Nous vous en parlions déjà un projet de loi était en discussion à la Chambre en vue d’encadrer le licenciement des contractuels du secteur public. Ce projet a abouti par la publication de la loi du 13 mars 2024 sur la motivation des licenciements et des licenciements manifestement déraisonnables des travailleurs contractuels du secteur public.
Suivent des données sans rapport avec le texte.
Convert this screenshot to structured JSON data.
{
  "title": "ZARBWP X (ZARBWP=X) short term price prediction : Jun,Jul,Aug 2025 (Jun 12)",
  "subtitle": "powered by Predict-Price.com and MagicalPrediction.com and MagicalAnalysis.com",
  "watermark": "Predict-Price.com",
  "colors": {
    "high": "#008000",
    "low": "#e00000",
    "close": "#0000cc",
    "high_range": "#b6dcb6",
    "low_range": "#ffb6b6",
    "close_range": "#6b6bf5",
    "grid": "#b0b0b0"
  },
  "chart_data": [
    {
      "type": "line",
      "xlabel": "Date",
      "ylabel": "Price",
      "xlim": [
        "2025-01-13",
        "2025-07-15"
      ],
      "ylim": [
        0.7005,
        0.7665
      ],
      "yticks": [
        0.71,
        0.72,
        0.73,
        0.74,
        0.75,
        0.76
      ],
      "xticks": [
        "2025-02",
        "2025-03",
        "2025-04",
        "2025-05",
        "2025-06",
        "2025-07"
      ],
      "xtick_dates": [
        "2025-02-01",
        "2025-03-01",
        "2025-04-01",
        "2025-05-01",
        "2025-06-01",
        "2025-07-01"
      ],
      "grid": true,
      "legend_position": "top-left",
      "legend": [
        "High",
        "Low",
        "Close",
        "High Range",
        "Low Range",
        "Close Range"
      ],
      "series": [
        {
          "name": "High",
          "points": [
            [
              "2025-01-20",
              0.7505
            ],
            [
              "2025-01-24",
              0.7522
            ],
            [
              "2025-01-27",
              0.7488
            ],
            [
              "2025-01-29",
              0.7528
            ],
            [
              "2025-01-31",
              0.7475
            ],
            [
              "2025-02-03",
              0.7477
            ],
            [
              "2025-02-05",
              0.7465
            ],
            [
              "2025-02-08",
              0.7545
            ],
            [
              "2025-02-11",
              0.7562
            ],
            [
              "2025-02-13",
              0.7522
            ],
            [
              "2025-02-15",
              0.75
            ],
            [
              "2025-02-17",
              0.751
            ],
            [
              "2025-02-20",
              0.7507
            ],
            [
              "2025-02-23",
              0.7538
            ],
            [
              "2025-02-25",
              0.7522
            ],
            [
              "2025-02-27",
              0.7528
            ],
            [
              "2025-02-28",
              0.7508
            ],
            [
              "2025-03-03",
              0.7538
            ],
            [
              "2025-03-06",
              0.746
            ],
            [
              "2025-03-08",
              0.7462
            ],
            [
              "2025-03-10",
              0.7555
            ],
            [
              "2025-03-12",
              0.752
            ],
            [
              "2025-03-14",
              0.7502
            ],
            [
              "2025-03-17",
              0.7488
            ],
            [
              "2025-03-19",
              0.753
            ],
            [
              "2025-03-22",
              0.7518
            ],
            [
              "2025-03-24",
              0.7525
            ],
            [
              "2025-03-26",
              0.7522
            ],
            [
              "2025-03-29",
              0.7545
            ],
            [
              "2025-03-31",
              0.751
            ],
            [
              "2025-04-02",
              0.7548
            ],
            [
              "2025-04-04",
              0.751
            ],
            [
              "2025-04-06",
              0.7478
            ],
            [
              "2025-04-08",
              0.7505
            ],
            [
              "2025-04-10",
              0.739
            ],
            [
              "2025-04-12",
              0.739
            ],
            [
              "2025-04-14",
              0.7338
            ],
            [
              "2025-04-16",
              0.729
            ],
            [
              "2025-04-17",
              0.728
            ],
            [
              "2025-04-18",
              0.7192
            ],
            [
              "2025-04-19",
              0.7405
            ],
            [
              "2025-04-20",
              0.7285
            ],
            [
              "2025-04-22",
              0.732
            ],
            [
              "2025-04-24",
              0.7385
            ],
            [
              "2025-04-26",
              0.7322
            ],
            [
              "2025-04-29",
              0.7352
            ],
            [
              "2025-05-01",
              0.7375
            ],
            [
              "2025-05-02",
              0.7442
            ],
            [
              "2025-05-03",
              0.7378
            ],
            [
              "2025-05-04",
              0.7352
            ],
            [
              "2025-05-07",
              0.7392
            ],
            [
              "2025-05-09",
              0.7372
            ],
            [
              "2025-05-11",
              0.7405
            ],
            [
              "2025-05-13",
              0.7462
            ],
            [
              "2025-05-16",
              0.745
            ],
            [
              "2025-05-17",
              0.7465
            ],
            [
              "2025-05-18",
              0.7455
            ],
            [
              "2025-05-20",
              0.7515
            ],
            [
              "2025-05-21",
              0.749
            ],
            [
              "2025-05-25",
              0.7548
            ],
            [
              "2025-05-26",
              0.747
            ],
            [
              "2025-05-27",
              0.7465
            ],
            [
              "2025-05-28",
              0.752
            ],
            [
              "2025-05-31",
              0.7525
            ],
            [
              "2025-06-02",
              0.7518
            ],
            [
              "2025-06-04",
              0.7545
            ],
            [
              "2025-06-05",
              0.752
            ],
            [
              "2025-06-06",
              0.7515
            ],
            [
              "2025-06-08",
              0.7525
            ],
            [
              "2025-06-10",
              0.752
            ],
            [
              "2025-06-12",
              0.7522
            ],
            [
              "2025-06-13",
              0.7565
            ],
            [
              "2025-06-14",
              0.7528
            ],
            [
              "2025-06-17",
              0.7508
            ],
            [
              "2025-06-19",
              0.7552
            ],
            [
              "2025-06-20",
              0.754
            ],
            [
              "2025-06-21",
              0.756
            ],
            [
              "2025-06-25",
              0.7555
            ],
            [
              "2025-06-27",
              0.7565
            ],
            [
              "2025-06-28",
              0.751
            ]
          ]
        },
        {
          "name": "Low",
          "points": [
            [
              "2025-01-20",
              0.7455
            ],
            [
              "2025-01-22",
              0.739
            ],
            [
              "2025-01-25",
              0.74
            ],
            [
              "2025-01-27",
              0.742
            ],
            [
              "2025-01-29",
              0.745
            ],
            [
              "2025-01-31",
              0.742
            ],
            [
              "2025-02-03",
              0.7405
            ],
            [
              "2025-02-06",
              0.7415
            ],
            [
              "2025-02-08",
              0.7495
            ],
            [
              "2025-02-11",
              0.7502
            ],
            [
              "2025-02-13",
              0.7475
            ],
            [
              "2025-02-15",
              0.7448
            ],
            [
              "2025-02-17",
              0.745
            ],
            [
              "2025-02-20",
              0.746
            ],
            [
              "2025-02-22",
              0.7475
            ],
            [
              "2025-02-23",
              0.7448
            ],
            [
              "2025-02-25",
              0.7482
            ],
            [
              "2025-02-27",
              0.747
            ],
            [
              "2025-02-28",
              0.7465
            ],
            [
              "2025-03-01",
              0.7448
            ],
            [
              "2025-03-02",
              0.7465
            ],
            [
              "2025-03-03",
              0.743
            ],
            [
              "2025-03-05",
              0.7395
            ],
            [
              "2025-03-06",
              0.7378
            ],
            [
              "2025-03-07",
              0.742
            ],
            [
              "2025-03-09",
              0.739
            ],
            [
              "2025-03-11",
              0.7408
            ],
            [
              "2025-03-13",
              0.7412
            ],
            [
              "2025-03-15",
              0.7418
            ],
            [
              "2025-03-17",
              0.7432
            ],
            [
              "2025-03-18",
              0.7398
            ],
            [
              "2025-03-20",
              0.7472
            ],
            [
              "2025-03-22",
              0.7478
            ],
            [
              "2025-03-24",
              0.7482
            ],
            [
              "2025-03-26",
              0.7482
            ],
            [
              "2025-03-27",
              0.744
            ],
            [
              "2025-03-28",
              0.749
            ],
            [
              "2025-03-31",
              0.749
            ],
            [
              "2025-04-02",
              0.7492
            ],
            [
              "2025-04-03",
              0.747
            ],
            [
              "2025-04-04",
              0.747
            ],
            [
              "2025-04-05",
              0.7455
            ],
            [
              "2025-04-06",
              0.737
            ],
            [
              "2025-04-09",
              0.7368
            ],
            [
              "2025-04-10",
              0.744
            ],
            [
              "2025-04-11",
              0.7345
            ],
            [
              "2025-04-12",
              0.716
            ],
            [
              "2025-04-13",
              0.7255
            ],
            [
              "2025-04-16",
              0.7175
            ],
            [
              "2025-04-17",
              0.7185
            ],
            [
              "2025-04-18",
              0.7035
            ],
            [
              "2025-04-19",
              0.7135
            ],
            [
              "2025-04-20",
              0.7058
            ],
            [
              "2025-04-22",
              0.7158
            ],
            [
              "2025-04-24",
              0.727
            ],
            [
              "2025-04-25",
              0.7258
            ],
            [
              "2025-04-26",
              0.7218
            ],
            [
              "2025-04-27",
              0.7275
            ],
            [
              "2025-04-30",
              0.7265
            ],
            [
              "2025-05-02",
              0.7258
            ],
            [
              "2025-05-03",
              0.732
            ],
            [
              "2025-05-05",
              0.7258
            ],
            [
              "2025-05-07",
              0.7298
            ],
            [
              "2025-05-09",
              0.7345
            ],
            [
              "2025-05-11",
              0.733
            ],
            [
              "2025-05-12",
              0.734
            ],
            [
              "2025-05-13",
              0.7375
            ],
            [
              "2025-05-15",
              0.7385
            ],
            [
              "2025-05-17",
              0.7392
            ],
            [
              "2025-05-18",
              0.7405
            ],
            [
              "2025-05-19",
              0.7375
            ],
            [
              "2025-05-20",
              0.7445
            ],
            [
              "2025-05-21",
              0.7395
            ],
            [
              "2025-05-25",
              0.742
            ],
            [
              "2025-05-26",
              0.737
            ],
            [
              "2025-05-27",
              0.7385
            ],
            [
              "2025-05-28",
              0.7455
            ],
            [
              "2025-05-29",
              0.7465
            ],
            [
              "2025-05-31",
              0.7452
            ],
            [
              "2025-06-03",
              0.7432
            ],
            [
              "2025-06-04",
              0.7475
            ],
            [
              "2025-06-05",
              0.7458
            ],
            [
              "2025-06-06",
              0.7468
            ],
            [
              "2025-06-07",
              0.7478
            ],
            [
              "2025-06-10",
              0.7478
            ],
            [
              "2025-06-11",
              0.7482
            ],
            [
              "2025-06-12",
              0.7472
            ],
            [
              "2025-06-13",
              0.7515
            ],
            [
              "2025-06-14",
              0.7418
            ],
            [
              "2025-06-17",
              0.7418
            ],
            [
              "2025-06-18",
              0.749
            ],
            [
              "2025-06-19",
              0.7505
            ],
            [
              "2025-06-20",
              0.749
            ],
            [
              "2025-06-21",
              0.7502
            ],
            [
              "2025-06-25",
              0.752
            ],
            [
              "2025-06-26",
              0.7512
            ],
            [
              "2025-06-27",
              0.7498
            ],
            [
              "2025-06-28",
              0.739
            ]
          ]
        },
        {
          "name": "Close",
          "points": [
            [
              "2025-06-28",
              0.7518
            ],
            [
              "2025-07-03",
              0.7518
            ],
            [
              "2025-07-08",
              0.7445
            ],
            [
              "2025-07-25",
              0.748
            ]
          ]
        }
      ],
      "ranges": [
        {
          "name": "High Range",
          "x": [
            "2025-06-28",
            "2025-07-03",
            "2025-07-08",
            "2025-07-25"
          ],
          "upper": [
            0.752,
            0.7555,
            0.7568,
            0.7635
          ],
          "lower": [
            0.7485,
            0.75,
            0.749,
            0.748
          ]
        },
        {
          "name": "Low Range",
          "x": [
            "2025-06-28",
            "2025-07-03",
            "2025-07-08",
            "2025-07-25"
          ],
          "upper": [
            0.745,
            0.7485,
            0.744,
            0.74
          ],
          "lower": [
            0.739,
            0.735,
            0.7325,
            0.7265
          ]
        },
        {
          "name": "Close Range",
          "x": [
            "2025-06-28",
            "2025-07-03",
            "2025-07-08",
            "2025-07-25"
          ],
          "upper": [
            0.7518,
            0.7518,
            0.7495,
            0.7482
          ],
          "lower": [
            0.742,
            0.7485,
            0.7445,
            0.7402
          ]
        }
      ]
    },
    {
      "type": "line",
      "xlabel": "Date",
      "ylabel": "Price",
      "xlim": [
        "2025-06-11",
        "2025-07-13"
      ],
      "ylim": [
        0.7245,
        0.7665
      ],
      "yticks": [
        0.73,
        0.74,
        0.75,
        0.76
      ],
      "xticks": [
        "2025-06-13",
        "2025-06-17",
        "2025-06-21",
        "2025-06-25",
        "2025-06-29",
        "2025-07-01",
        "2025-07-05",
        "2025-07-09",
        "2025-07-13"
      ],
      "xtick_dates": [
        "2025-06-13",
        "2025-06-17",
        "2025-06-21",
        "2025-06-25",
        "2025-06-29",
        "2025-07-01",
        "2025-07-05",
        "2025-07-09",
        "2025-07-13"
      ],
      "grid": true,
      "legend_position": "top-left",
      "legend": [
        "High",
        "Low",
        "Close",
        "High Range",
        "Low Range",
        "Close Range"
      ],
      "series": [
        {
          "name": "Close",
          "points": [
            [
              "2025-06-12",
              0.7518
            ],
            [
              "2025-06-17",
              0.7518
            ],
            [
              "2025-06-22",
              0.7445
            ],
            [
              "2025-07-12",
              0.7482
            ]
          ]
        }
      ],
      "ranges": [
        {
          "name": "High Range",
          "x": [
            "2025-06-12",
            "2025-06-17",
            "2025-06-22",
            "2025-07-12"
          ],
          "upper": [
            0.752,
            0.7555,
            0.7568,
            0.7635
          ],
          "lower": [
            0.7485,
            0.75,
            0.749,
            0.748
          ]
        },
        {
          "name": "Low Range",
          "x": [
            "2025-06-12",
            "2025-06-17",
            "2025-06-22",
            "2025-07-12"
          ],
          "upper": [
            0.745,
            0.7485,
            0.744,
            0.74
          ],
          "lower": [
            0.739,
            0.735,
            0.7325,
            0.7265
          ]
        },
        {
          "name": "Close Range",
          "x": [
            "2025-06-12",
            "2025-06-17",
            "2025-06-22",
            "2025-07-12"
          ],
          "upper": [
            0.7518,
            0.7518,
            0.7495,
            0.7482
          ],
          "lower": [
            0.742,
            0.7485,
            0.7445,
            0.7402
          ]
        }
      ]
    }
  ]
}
Pour tous les licenciements rentrant dans le champ d’application temporel et matériel de la loi, l’employeur public sera tenu de :
- Si l’intention est de licencier, de veiller à l’audition préalable du travailleur en vue de recueillir les explications sur les faits. Afin de permettre une effectivité de cette audition, l’employeur doit communiquer les faits et les motifs de la décision au travailleur avant l’entretien, afin que ce dernier puisse s’y préparer. La loi ne précise pas le délai mais il est certain que celui-ci doit permettre au travailleur de préparer cet entretien. Si l’employeur ne respecte pas cette règle, il est tenu de verser une indemnité égale à 2 semaines de rémunération. Il est à noter que la loi prévoit que toute autorité publique ayant d’ores et déjà instauré un régime d’audition préalable potentiellement plus favorable dans sa réglementation interne devra en respecter les principes, quand bien même la procédure interne impose l’audition préalable au licenciement en toutes circonstances, indépendamment de l’existence de motifs liés à la personne ou au comportement du travailleur.
- Dans la phase de licenciement, si l’employeur décide de procéder au licenciement, il doit notifier par écrit au travailleur les motifs concrets du licenciement. La notification contient les éléments qui permettent au travailleur de connaître les raisons concrètes qui ont conduit à son licenciement. Ceci constitue donc une différence par rapport au secteur privé, où l’obligation de communiquer les motifs ne s’applique que lorsque le travailleur en fait la demande. A défaut de ce faire, une indemnisation/sanction équivalente à deux semaines de rémunération peut être réclamée.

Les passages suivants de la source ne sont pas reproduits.